Proper ice care is an art, but somewhere along the way we forgot to notice. Maybe it’s that annoyingly condescending Zamboni song, the goofy antics of teenagers in oversized costumes (“There are stories about mascots, um, getting in the way,” Grimes euphemizes) or simply the stark contrast of the endless revolutions of a lumbering machine to hockey’s brash thrill, but people just don’t give the ice and its tenders the reverence they deserve.
It’s about time we did. Grimes learned to pilot an ice resurfacer before he got his driver’s license, he’s been here for 20 years and he was chosen to work at the 2002 Olympic hockey games. If you knew what he and his crew know, you might appreciate them a little more.
First, there’s the difference between a Zamboni and an Olympia, which Grimes’ team uses. (The former has a hyperstatic transmission, the latter a regular transmission.) There’s the time it takes to put down ice (two days, but Grimes’ crew can work through the night to do it in one). There’s the Olympia’s inner workings (an 84-inch-long, 8-inch-wide blade shaves the ice, which is then moved by an auger back into 150-gallon tanks, which lay down water to make new ice).

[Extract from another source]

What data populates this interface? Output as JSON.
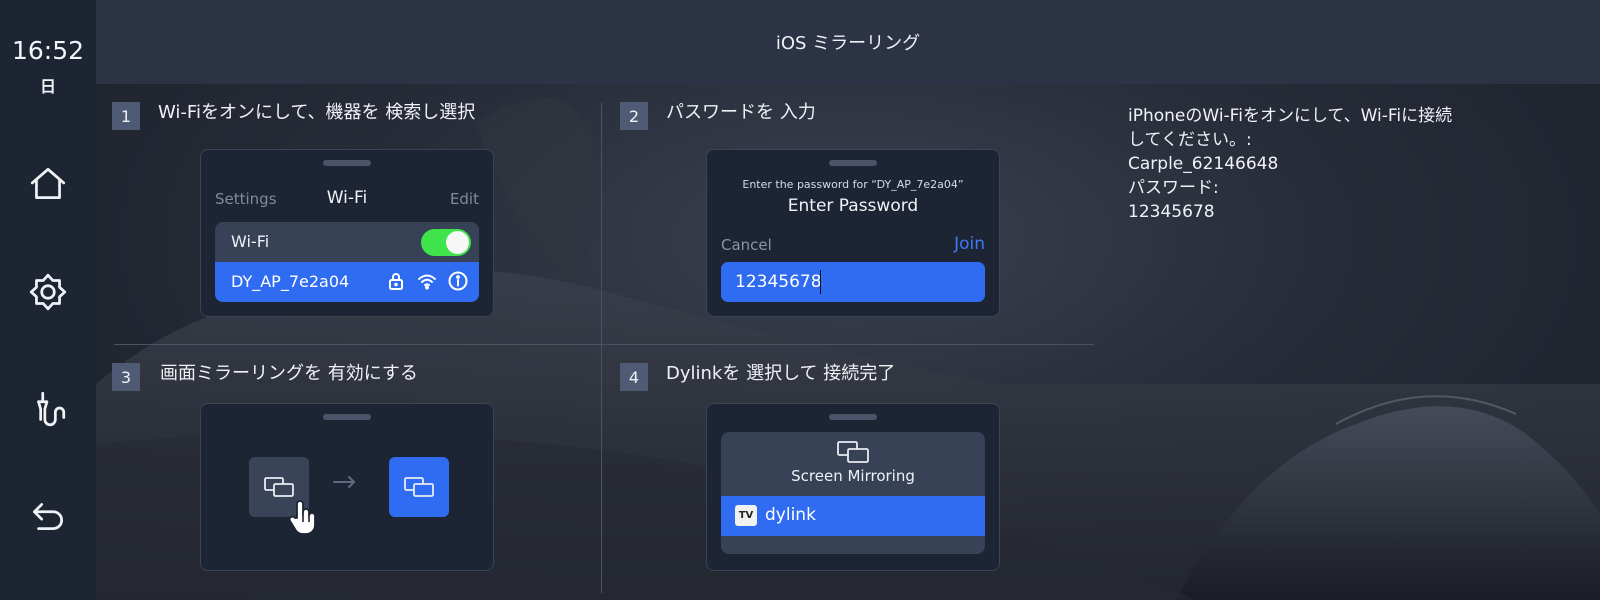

And then there’s what those girls with the figure skates and shovels actually do. (“They’re mandated by the league,” Grimes explains. “Snow builds up.”)
So given all that, you’ll forgive the guy if he sometimes thinks he can get away with anything. “If it’s a dark night and there’s nothing going on,” Grimes says, chuckling, “I might get out there and get a couple shots off, shoot the puck around.” The iceman cometh.